Rośnie liczba osób czerpiących dochody z najmu prywatnego. W roku 2023 liczby ta przekroczyła milion, warto jednak podkreślić, iż jedynie ok. 40 tys. osób uzyskało z tego tytułu roczny przychód przekraczający 100 tys. zł. W rzeczywistości jednak osób osiągających dochody z najmu prywatnego może być znacznie więcej. Musimy bowiem pamiętać, że nie jest nam znana skala szarej strefy, gdyż umowy zawierać można nawet ustnie.
Ponad 33 mld zł
Od 2023 roku przychody z najmu prywatnego opodatkować można tylko w jeden sposób – ryczałtem od przychodów ewidencjonowanych. Stawki podatku wynoszą 8,5% przychodów do kwoty 100 tys. zł oraz 12,5% przychodów od nadwyżki. W przypadku małżeństw limit dotyczy każdego ze współmałżonków, czyli wynosi on łącznie 200 tys. zł. Do przychodów tych zalicza się nie tylko najem, ale m.in. również podnajem czy dzierżawę. Przy rozliczaniu bierze się pod uwagę najem mieszkań, domów, ale też gruntów, czy samochodów. Za 2023 rok prawie 1,08 mln osób zgłosiło fiskusowi przychody z tytułu najmu prywatnego. Liczba ta była prawie o 260 tys. wyższa niż w roku 2022. Łączna wartość zadeklarowanych w zeznaniach podatkowych przychodów z najmu prywatnego wyniosła ponad 33 mld zł. Próg 100 tys. zł przychodu z tytułu najmu prywatnego osiągnęło zaledwie 40 tys. Polaków. Średni przychód z tytułu najmu wyniósł 31 tys. zł.
Najem okazjonalny
Umowy ustne w przypadku wynajmowania nieruchomości to jedno z najgorszych rozwiązań, zarówno dla bezpieczeństwa najemcy, jak i wynajmującego. Zwykła umowa również nie daje stronom pełnej ochrony. Dlatego też coraz częściej podpisywane są umowy najmu okazjonalnego. Dla właściciela mieszkania jest to znacznie bezpieczniejsza forma umowy, ponieważ zawierana jest u notariusza i wymaga poddania się przez najemcę egzekucji z nadaną klauzulą wykonalności. Taka umowa podlega też zgłoszeniu do urzędu skarbowego w terminie 14 dni od jej podpisania. W roku 2023 zgłoszenia takiej umowy dokonało 81,18 tys. podatników na łączną kwotę 2 mld 6985 zł. W porównaniu do roku 2022 kwota ta wzrosła o 669 mln 711 tys. zł. Wydaje się więc, że coraz większa liczba osób czerpiących dochody z najmu pragnie być zabezpieczona przez nieuczciwymi najemcami.

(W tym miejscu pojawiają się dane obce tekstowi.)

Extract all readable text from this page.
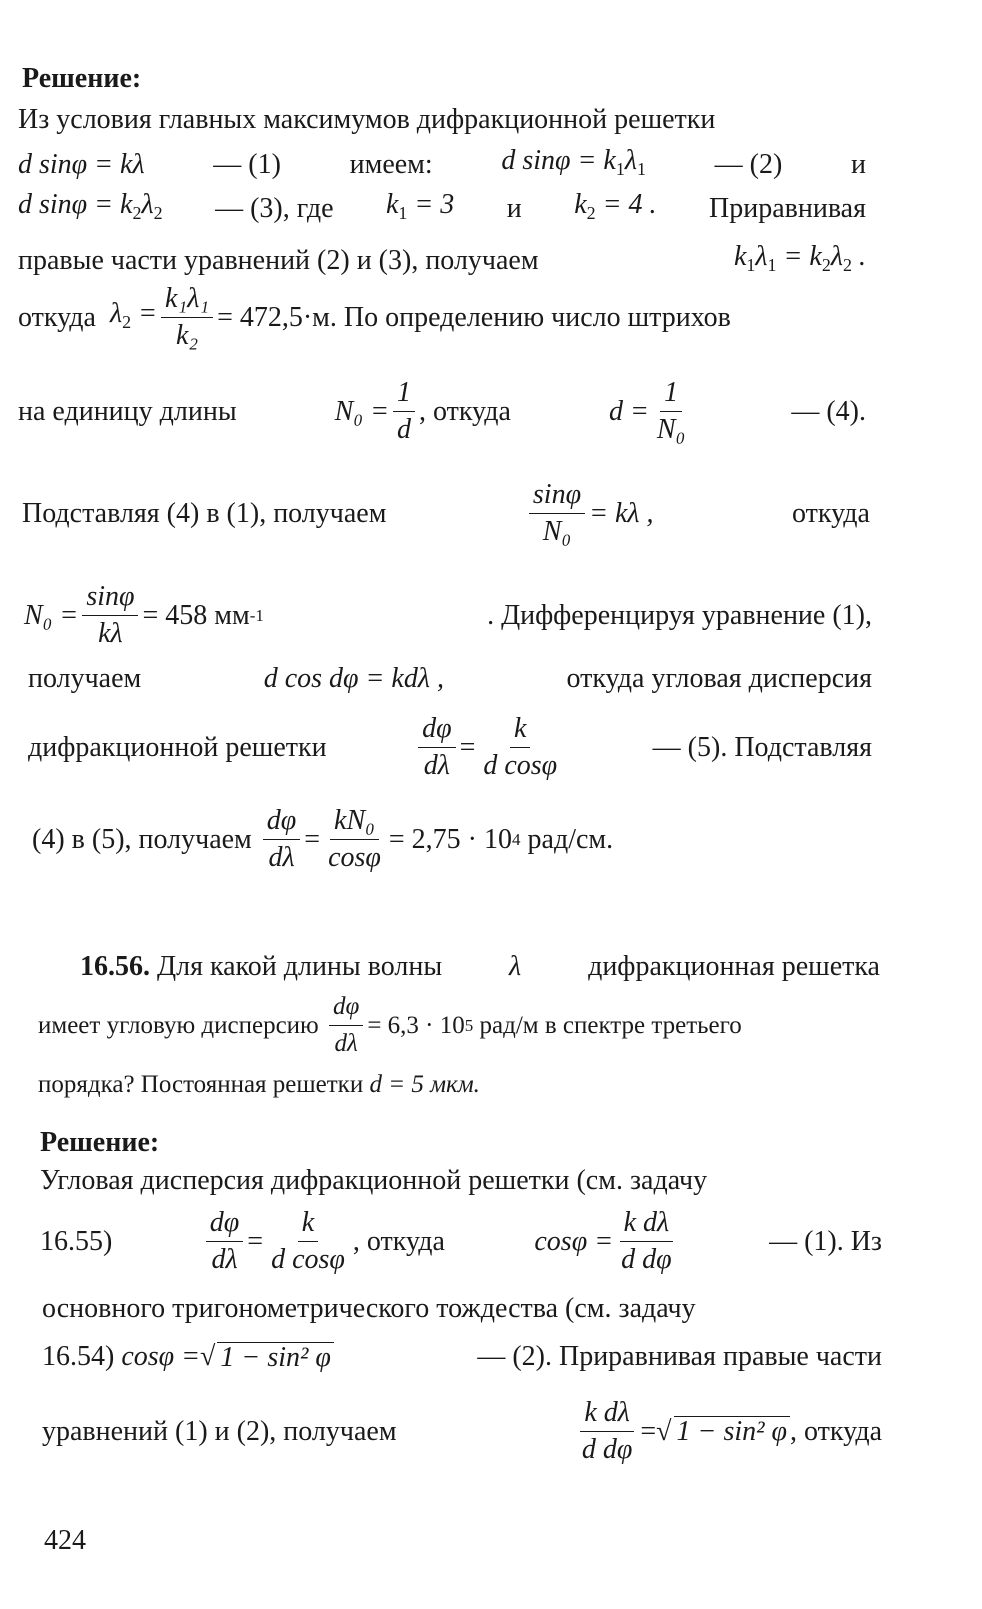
Решение:
Из условия главных максимумов дифракционной решетки
d sinφ = kλ — (1) имеем: d $\sin\varphi = k_1\lambda_1$ — (2) и
d $\sin\varphi = k_2\lambda_2$ — (3), где $k_1 = 3$ и $k_2 = 4$ . Приравнивая
правые части уравнений (2) и (3), получаем	$k_1\lambda_1 = k_2\lambda_2$ .
откуда
$\lambda_2 = \frac{\text{k₁λ₁}}{\text{k₂}} = 472,5\cdot м$. По определению число штрихов
на единицу длины	$N_0 = \frac{1}{d}$ , откуда	$d = \frac{1}{\text{N₀}}$	— (4).
Подставляя (4) в (1), получаем	$\frac{\sin\varphi}{\text{N₀}} = k\lambda$ ,	откуда
$N_0 = \frac{\sin\varphi}{k\lambda} = 458$ мм -1	. Дифференцируя уравнение (1),
получаем	d cos dφ = kdλ ,	откуда угловая дисперсия
дифракционной решетки	$\frac{d\varphi}{d\lambda} = \frac{k}{\text{d cosφ}}$	— (5). Подставляя
(4) в (5), получаем
$\frac{d\varphi}{d\lambda} = \frac{\text{kN₀}}{\cos\varphi} = 2,75 \cdot 10$ 4
рад/см.
16.56. Для какой длины волны λ дифракционная решетка
имеет угловую дисперсию
$\frac{d\varphi}{d\lambda} = 6,3 \cdot 10$ 5
рад/м в спектре третьего
порядка? Постоянная решетки d = 5 мкм.
Решение:
Угловая дисперсия дифракционной решетки (см. задачу
16.55)	$\frac{d\varphi}{d\lambda} = \frac{k}{\text{d cosφ}}$ , откуда	$\cos\varphi = \frac{\text{k dλ}}{\text{d dφ}}$	— (1). Из
основного тригонометрического тождества (см. задачу
16.54)
cosφ = √ 1 − sin² φ	— (2). Приравнивая правые части
уравнений (1) и (2), получаем	$\frac{\text{k dλ}}{\text{d dφ}}$ = √ 1 − sin² φ , откуда
424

Preferencyjne opodatkowanie do zmiany?
Przy temacie najmu prywatnego często porusza się też kwestie związane z opodatkowaniem, bowiem osoby kupujące nieruchomości są opodatkowane na preferencyjnych zasadach. Oznacza to, że ktoś, kto inwestuje w obligacje skarbowe, płaci wyższy podatek niż ktoś, kto czerpie zyski z najmu. Wyżej opodatkowany jest też dochód z pracy. Czy powinno się te zasady zmienić? Doradca podatkowy i partner w Grant Thorton Polska, Małgorzata Samborska, w rozmowie z biznes.interia.pl podzieliła się swoją opinią na ten temat. Uważa, że zmiany podatkowe są niezbędne, gdyż zakup mieszkań nie powinien być najbardziej opłacalną inwestycją z podatkowego punktu widzenia. Obecnie bowiem coraz częściej inwestorzy kupują mieszkania, nawet jeśli nie planują ich wynająć. Po pierwsze, takie pustostany w żaden sposób nie pomagają rozwiązań napiętej sytuacji na rynku najmu. Po drugie, po 5 latach mieszkania te zapewniają inwestorom dochód wolny od opodatkowania. Jednocześnie dodaje, że nie widzi jednak dużych szans na zmianę tych przepisów podatkowych w najbliższym czasie.